TELEGRAM FROM MR FRY, BUDAPEST TO FOREIGN OFFICE
“Events at the Radio Building, Budapest”. Confidential.
31 October 1956 | PRO.FO.371.122379.NH.10110/203
The opening phase of the revolution down to 6.00 p.m. on October 23 was fully described in my telegram No. 404.
2. At that time the crowds had moved from Bem Square to the Parliament buildings where they remained shouting slogans and demanding the appearance of Nagy. Typical slogans were “down with Gerő”, “down with Rákosi”, “down with the Stalin statue”, “out with the Russians”. This crowd remained in Parliament Square until well after 8 p.m. At eight p.m. Mr Gerő made his broadcast speech, as described in my telegram No. 408, and subsequently Mr Nagy addressed the crowd requesting them to have confidence in him and to disperse in an orderly manner. His appeal had no effect and the crowd then moved off in the direction of Stalin Square.
3. The crowd had already been gathering in that Square since about 7 p.m. and also at radio building. The task of pulling down the Stalin statue took almost two and a half hours and was completed only at about 9.25 p.m. This crowd, in high good humour, then moved off to join crowd already at Radio building.
4. Meanwhile, at radio station the following event had taken place. By 6 p.m. a squad of A.V.H. police had taken up positions inside the radio building. Soon after 7.30, when people began to gather there, a deputation from the crowd attempted to enter the building to demand that students’ 14 Point Resolution (please see my telegram No. 405) should be broadcast. In fact, the deputation were unable to gain entry until after Gerő had made his speech at 8 p.m. When finally they got in, the radio Authorities agreed that some of the points in the manifesto should be broadcast. This was announced to the crowd by the deputation who appeared on the balcony of the building. The demonstrators, who had already been informed of the gist of Gerő’s uncompromising speech, were already getting angry and demanded that all points should be broadcast. About 9 p.m. a further delegation of about eighty people succeeded in gaining entry to the building and at the same time some A.V.H. reinforcements arrived.
5. Precisely what happened next will probably never be known, but it is clear that A.V.H. guard inside the hall shot one member of the deputation, who were compelled to withdraw in confusion.
6. The news of the murder spread through the crowd at once and tempers broke. Students climbed the scaffolding in order to try to enter the building. The A.V.H. at first attempted to scatter the crowd with tear gas. When this failed they fired a volley killing three people.
7. The crowd withdrew temporarily, but returned to the attack and attempted to batter down the door. At this point a lorry drove up and was attacked by the crowd in the belief that the men inside were A.V.H. reinforcements, an approaching ambulance was also stopped and found to contain ammunition. Next an approaching lorry belonging to normal city police appeared, was stopped by the crowd demonstrating, emptied of the men inside it and burnt.

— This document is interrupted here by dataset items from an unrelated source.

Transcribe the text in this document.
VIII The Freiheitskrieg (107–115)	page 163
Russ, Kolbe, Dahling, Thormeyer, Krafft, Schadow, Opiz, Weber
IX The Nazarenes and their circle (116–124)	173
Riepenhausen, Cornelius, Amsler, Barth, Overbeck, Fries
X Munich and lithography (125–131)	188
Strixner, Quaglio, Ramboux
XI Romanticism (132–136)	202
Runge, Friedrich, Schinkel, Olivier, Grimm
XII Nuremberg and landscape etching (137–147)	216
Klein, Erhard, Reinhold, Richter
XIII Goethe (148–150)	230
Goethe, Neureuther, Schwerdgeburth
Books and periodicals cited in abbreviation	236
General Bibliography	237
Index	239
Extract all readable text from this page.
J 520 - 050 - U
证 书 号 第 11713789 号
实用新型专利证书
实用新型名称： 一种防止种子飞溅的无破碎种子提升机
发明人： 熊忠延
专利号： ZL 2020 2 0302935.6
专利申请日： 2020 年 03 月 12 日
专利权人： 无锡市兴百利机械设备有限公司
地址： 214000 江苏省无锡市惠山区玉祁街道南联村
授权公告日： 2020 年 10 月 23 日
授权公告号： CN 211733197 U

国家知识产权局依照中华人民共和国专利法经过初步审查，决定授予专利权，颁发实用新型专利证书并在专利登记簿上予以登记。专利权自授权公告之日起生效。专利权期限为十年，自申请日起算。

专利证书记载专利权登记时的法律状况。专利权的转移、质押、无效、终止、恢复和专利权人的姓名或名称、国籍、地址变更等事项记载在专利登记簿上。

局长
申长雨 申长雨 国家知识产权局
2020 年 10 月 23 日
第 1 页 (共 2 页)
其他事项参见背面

8. It is not clear at exactly what time considerable A.V.H. reinforcement (about three hundred) arrived, but it must have been nearly 10 p.m. when six or seven large lorries appeared at radio building each carrying between twenty and thirty men armed with tommy guns. Firing from A.V.H. opened almost at once and it is reported that eight more people were killed at this stage. Shooting continued and at this time some of the demonstrators must have obtained arms.